While the exact proportion varies between ISPs and incumbents, in a March 17 letter to the CRTC, Telus said that on average, traffic-sensitive costs represent less than 20 per cent of a total bill.
Colin Legendre, chief executive officer of Coextro, an independent ISP based in Mississauga, said that traffic-sensitive costs represented just 16 per cent of his own costs, resulting in a 1.6-per-cent discount – an amount he called “a rounding error.”
“It seems a little odd to make a big flashy announcement that ends up meaning nothing,” said Mr. Legendre. “We’re getting flooded with phone calls with customers asking if they’re going to get 10 per cent off their bill. We would almost rather not have had this, because it’s such a small amount but has created a storm.”
After the announcement, TekSavvy Solutions Inc., the largest remaining independent ISP in Canada, said on its website that while welcome, the rate cut is “not material and therefore won’t lead to lower customer bills.”
In a statement, the CRTC acknowledged that the overall discount for ISPs could be lower than 10 per cent, but added that it could further reduce rates as the consultation progresses.
“This reduction is a first step in the right direction and in our analysis, and will provide competitors with some relief where data usage is variable and growing,” said CRTC spokesperson Patricia Valladao.

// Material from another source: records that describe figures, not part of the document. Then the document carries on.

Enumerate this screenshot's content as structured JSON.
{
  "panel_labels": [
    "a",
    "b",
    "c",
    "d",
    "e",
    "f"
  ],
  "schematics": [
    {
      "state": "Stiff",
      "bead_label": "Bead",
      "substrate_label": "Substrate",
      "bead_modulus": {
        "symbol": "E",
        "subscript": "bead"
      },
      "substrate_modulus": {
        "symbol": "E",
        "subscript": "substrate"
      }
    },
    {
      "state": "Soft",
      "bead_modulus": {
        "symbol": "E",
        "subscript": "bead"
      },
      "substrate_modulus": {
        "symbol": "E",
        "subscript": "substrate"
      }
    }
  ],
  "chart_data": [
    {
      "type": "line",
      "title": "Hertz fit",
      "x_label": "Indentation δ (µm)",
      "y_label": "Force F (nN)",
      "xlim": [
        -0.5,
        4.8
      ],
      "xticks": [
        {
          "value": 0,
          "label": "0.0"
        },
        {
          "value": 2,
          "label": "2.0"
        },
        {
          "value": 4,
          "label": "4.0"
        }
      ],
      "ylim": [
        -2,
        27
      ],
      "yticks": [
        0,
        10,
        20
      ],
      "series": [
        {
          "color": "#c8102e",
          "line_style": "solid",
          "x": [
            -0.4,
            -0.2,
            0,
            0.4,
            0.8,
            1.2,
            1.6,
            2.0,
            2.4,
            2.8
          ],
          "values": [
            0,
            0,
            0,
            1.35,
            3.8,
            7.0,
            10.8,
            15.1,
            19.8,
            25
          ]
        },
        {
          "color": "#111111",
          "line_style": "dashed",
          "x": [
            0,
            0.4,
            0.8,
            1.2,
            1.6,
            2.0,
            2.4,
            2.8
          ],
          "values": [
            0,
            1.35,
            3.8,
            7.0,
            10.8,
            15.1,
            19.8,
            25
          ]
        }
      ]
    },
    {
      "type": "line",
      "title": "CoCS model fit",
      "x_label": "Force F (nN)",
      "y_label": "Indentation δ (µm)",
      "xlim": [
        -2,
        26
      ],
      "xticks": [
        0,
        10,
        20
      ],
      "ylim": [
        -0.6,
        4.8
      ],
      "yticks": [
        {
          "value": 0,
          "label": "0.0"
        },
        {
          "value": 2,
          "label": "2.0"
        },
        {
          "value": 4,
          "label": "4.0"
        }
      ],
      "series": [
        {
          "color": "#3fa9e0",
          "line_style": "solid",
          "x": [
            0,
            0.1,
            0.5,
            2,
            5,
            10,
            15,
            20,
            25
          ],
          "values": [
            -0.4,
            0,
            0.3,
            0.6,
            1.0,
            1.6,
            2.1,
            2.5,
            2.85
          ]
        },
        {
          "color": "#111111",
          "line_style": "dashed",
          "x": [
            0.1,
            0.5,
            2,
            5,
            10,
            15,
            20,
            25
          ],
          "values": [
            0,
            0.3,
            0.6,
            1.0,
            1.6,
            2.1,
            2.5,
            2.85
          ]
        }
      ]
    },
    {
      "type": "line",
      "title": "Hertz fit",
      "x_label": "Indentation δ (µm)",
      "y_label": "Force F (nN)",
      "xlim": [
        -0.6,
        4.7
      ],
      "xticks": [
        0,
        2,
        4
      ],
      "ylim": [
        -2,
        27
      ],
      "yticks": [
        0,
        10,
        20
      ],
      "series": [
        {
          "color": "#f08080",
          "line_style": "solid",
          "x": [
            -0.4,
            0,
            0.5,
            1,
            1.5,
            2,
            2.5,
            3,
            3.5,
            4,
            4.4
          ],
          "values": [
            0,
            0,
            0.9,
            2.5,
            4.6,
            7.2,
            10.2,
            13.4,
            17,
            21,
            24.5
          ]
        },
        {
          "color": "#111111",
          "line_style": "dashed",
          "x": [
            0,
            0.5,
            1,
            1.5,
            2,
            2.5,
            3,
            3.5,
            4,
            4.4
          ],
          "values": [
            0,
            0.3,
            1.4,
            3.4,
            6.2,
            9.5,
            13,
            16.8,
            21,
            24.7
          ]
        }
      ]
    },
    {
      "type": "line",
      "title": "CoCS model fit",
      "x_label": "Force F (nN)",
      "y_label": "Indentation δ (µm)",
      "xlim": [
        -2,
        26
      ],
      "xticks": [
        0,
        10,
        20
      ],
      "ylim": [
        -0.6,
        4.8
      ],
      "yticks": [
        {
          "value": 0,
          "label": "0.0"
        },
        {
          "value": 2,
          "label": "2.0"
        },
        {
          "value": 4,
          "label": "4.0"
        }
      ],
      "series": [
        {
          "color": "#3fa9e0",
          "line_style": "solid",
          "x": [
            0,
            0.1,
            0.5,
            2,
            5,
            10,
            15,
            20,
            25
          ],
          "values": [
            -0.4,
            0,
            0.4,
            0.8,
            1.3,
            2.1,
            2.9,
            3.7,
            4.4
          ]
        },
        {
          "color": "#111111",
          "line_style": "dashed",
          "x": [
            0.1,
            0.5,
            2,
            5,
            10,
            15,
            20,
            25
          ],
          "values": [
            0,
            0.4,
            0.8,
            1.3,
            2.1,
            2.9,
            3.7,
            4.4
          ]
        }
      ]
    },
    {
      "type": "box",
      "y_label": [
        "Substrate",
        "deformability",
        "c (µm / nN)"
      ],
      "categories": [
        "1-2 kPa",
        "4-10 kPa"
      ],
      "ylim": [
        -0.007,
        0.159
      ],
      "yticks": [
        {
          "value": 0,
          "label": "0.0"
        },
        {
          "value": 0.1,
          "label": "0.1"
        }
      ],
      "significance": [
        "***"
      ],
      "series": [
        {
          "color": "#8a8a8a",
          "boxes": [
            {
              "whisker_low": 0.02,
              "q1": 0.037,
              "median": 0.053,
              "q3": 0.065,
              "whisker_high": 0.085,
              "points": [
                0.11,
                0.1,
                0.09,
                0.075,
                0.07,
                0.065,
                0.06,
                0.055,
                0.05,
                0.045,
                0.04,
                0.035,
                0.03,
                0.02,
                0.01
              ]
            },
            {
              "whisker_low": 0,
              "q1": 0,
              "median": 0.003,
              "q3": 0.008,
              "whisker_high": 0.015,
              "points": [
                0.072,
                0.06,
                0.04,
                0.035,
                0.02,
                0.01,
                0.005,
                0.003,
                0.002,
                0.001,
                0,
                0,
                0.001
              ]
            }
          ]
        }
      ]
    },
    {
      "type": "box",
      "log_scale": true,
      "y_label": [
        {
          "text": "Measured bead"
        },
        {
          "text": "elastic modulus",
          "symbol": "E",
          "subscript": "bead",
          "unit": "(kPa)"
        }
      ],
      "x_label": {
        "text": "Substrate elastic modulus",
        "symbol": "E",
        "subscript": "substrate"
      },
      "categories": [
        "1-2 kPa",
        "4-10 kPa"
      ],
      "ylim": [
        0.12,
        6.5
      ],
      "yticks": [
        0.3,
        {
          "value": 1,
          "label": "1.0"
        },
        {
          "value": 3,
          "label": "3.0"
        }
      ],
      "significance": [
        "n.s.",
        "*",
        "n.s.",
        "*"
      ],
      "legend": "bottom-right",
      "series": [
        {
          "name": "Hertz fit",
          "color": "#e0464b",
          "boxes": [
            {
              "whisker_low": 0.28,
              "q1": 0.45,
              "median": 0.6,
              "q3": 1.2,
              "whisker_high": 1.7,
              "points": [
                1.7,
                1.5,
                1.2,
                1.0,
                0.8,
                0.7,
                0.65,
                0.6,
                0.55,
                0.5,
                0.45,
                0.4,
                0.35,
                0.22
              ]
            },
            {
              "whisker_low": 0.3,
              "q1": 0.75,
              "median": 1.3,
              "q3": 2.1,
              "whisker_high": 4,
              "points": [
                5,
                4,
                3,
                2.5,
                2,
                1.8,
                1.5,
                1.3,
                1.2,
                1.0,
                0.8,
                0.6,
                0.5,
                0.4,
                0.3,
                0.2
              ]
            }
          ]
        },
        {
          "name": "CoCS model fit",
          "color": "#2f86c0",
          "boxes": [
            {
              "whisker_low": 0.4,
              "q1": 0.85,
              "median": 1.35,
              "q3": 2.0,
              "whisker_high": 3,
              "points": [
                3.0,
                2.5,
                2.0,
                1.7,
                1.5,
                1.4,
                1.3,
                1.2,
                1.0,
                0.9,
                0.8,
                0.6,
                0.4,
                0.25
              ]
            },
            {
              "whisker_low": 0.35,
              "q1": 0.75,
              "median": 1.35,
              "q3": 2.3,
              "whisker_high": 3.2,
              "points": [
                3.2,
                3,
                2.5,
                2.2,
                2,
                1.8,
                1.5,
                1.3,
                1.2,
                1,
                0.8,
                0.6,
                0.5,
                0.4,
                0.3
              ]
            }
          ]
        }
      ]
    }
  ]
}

Paul Andersen, president of Competitive Network Operators of Canada, the industry group representing independent providers, suggested that some ISPs could be waiting to see how the consultation goes before adjusting their prices.
Many ISPs decreased their prices in 2019, after the CRTC lowered the rates by around 45 per cent. Many were then forced to raise them again in 2021 after the CRTC reversed its decision, saying it had found errors in previous calculations.
As part of the consultation, the CRTC has asked the incumbents to submit cost studies and proposed rates for an updated wholesale framework.
In a letter dated March 21, Robert Malcolmson, Bell Canada’s chief legal and regulatory officer, requested extensions on two deadlines.
The time which the CRTC has given the companies to provide the tariffs and cost studies “is plainly inadequate,” and unrealistic, Mr. Malcolmson said.
He also said that the CRTC acted “contrary” to its legal duty of procedural fairness when it imposed an immediate interim rate reduction without giving Bell “notice that this was being contemplated, nor an opportunity to make submissions.”
The regulator is also considering requiring that the incumbents offer access to their fibre networks at a mandated price and has asked for rate proposals. The incumbents have said that offering this access would disincentivize investment in network building.
In a March 22 letter in support of Bell’s request for extensions, Telus Communications Inc. said it intends to file “significant evidence and argument” in response to questions of mandated fibre access.